The Model 442 has a lightweight alloy frame, but all parts that handle pressure are steel. The cylinder is carbon steel and the barrel is stainless steel. It has an “all business” matte black finish, which is consistent and very durable. How do I know about the durable finish? The S&W I carry all the time was built in the 1970s. I run piles of ammo through it, including the stuff from my lead 158 grain molds. I have two buckets full of 38 brass—approximately 7,000 rounds—and I use them to move lead from one end of a range to the other. My J-Frame has never failed.
The 442 is a double action only gun. The trigger runs smoothly, with only a little stacking in the middle of the cycle. It has a completely enclosed hammer, making it perfect for pocket carry.
The cylinder lockup was smooth, and even the +P loads we ran through it extracted smoothly.
A closer look at ammunition
The 130 grain HST is unique. Rather than having a bullet protrude from the brass normally, the bullets are completely recessed into the brass. Federal says that the deeply seated bullet precludes inconsistent powder burn rates. While eliminating inconsistent burn rates is a benefit, the fact that this cartridge is shorter has other advantages. The full speed loaders are shorter, making it easier to carry in the pocket. The shorter cartridges load much quicker in a J-Frame because it clears the stocks better.There are several reasons why 130 grain is a good weight for pocket-sized revolvers. First, all lightweight guns like the Model 340PD have a warning inscription on the barrel that reads “NO LESS THAN 120 GR BULLET”. One reason for this is the fact that this prevents premature erosion in the titanium alloy cylinders. The Model 442 doesn’t have this restriction, but the 340PD does.

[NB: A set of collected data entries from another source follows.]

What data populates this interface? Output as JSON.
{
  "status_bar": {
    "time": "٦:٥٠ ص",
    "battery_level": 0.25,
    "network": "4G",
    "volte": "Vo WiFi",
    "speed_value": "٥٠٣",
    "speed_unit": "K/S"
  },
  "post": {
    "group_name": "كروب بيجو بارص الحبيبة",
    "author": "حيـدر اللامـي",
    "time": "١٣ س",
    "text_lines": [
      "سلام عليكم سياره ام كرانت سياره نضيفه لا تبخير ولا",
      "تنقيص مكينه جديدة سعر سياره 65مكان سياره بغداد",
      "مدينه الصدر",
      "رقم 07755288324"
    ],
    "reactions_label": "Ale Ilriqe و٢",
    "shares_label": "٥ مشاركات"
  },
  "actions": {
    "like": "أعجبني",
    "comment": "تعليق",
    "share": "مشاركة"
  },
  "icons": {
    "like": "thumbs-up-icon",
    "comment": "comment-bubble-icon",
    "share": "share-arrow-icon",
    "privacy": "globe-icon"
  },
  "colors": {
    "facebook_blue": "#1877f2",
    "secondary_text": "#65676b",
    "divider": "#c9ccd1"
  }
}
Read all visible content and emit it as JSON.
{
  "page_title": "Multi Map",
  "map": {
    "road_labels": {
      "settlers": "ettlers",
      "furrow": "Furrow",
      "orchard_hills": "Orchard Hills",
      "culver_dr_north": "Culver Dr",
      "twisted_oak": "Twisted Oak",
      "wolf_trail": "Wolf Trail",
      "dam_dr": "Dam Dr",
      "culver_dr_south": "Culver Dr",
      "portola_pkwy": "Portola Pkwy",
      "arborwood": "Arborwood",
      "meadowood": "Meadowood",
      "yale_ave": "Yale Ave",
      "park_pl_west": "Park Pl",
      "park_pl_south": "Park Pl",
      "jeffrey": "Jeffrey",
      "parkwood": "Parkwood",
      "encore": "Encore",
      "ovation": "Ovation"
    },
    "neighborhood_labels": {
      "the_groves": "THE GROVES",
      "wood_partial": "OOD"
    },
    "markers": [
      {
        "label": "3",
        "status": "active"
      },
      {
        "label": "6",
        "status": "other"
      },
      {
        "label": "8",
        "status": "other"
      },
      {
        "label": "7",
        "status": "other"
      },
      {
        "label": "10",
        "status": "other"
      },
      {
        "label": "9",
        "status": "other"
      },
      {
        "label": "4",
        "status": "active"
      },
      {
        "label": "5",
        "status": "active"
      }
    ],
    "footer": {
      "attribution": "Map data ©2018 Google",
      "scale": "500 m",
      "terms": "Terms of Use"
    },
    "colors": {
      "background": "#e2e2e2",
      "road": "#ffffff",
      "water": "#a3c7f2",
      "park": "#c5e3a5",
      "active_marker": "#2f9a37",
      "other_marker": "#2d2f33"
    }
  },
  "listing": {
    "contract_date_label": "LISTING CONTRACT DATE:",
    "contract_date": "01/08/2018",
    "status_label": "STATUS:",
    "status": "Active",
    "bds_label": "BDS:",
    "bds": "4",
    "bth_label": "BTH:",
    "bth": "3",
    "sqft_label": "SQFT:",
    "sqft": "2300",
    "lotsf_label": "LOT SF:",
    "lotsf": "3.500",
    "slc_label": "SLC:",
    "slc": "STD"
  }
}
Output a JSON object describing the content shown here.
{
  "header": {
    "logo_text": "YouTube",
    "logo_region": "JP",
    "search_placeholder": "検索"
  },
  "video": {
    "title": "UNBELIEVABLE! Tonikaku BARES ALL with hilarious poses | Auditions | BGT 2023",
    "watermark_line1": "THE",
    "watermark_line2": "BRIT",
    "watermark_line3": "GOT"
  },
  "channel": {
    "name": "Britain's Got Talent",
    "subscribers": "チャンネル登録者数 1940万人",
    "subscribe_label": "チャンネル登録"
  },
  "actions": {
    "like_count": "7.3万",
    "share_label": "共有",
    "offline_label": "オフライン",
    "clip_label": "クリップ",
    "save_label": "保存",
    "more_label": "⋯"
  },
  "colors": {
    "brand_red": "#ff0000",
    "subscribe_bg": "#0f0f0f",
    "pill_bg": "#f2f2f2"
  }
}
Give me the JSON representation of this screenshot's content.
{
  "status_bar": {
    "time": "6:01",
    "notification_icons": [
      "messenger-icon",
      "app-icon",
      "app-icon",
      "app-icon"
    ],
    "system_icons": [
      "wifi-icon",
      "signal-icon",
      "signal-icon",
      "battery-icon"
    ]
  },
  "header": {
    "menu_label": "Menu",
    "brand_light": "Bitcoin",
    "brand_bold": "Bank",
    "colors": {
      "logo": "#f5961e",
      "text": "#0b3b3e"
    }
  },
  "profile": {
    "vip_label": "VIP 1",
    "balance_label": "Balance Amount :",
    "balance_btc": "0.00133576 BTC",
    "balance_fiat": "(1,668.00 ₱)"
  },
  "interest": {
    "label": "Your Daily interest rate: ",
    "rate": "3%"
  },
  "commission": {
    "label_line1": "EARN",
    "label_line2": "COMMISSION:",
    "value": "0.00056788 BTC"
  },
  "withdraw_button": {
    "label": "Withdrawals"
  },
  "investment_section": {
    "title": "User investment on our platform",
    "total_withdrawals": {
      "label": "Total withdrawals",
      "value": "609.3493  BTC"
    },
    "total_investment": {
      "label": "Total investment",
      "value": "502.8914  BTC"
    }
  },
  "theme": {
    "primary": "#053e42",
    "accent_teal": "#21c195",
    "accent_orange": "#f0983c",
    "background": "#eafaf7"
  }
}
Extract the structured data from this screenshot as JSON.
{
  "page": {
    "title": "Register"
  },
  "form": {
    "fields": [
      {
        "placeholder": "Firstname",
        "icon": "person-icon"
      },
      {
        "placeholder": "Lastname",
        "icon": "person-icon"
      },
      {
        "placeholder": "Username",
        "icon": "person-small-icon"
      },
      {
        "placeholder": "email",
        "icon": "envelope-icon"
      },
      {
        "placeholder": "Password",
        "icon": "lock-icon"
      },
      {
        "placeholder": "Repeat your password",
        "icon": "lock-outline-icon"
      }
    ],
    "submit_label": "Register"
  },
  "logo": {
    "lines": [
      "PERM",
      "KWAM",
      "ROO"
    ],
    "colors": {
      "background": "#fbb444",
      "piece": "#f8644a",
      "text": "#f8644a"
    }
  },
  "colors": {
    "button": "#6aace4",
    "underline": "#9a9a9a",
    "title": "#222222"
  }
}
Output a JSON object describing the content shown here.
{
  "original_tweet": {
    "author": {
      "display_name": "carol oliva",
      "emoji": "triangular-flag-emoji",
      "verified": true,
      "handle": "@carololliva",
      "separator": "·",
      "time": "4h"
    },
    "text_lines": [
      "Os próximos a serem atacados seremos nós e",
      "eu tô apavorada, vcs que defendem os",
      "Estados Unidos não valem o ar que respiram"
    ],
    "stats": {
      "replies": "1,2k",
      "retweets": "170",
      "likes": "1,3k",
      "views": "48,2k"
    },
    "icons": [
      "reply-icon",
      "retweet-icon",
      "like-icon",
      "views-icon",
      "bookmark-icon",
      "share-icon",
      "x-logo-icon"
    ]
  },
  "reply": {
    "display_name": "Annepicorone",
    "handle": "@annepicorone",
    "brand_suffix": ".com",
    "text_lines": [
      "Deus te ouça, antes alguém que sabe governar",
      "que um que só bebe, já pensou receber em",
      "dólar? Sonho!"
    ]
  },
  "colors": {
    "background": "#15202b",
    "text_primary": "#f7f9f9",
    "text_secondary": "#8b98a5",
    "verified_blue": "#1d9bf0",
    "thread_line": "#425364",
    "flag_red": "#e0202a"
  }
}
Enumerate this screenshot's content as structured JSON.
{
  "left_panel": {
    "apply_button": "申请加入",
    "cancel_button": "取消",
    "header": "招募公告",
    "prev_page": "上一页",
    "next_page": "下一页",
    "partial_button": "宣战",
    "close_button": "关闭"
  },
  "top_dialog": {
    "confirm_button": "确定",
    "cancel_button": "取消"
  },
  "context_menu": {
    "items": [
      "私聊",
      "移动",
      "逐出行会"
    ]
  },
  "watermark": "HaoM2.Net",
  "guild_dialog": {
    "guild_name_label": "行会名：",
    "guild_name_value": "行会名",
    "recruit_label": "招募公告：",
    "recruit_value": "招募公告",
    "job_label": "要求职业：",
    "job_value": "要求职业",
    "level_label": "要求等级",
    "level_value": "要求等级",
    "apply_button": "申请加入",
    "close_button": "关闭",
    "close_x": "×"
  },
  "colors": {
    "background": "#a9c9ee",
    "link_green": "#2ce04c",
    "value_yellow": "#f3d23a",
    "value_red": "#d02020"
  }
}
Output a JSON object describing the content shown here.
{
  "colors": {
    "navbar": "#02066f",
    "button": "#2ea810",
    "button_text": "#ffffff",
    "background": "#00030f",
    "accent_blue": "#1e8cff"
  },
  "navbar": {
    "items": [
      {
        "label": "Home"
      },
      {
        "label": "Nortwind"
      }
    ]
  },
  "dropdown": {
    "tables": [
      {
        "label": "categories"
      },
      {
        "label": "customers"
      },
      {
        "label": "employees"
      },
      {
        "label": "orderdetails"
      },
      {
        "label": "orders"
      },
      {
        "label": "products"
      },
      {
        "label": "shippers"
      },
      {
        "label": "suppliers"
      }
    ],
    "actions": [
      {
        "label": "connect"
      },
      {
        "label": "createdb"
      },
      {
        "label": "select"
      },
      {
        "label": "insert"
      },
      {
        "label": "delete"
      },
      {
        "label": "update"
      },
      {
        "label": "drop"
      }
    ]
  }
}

We shot the HST round into bare gelatin and laminated glass. In bare gelatin, the 130 grain bullet plowed through just shy of 12”. The bullet opened about 150 percent. Considering the size of the bullet at rest and the full weight retention, this wasn’t bad. The bullet at rest had expanded into a large six-petal flower with full weight retention.
Shooting it through laminated glass, the first shot traveled only 3.5”. The core separated, but remained adjacent to the jacket. The HST bullet is a bonded bullet, meaning the manufacturer does something so they stay together. Subsequent shots easily demonstrated that the bonded core works and after barrier penetration was a little better.
The HST round had two other qualities that cannot be overlooked. It was accurate in a snub-nose gun. Most importantly, it didn’t flash as much as similar products.
The .38 HST round has a tendency to open quickly in gelatin, which is easily explained by a huge hollow cavity and pre-scored bullet. As a personal defense round, it will definitely generate interest amongst CCW users. For a law enforcement back up or EDC gun, the Model 442 is a great choice.